The University of Chicago Press is wholly owned by the university

| March 14, 2016

The University of Chicago Press is wholly owned by the university. It performs the bulk of its work for other university departments, which pay as though the press were an outside business enterprise. The press also publishes and maintains a stock of books for general sale. The press uses normal costing to cost each job. Its job-costing system has two direct-cost categories (direct materials and direct manufacturing labor) and one indirect- cost pool (manufacturing overhead, allocated on the basis of direct manufacturing labor costs). The following data (in thousands) pertain to 2014:

Direct materials and supplies purchased on credit $800

Direct materials used 710

Indirect materials issued to various production departments 100

Direct manufacturing labor 1,300

Indirect manufacturing labor incurred by various production departments 900

Depreciation on building and manufacturing equipment 400

Miscellaneous manufacturing overhead* incurred by various production departments (ordinarily would be detailed as repairs, photocopying, utilities, etc.) 550

Manufacturing overhead allocated at 160% of direct manufacturing labor costs ?

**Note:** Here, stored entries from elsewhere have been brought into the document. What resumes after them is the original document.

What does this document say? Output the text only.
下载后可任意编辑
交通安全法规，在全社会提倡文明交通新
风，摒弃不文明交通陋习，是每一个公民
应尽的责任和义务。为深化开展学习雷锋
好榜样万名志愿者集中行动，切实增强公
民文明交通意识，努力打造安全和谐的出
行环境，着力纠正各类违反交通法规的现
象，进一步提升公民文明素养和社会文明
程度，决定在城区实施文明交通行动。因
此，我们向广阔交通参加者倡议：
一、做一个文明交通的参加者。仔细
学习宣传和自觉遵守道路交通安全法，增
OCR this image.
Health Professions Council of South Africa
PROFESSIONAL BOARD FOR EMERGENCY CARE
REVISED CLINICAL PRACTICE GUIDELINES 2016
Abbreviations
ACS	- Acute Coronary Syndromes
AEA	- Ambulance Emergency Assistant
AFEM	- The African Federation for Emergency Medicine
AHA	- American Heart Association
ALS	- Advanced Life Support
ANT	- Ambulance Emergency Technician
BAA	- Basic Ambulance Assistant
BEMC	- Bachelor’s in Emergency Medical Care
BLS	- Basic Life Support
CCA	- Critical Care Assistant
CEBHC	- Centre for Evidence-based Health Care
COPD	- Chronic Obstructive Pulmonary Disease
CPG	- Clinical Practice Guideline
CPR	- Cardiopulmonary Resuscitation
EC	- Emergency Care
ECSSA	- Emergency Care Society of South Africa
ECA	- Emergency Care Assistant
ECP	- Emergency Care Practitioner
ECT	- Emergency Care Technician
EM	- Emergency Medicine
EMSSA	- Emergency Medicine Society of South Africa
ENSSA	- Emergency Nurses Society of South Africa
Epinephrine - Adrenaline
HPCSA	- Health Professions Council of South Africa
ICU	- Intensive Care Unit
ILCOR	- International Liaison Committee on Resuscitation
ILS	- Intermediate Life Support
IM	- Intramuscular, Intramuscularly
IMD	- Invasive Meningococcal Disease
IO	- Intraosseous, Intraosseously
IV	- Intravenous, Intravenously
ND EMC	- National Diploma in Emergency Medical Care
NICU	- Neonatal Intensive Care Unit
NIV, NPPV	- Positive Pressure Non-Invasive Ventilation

Cost of goods manufactured 4,120

Revenues 8,000

Cost of goods sold (before adjustment for under- or overallocated manufacturing overhead) 4,020

Inventories, December 31, 2013 (not 2014):

Materials Control 100

Work- in- Process Control 60

Finished Goods Control 500

1. Prepare an overview diagram of the job-costing system at the University of Chicago Press.

2. Prepare journal entries to summarize the 2014 transactions. As your final entry, dispose of the year-end under- or overallocated manufacturing overhead as a writeoff to Cost of Goods Sold. Number your entries. Explanations for each entry may be omitted.

3. Show posted T-accounts for all inventories, Cost of Goods Sold, Manufacturing Overhead Control, and Manufacturing Overhead Allocated.

4. How did the University of Chicago Press perform in 2014?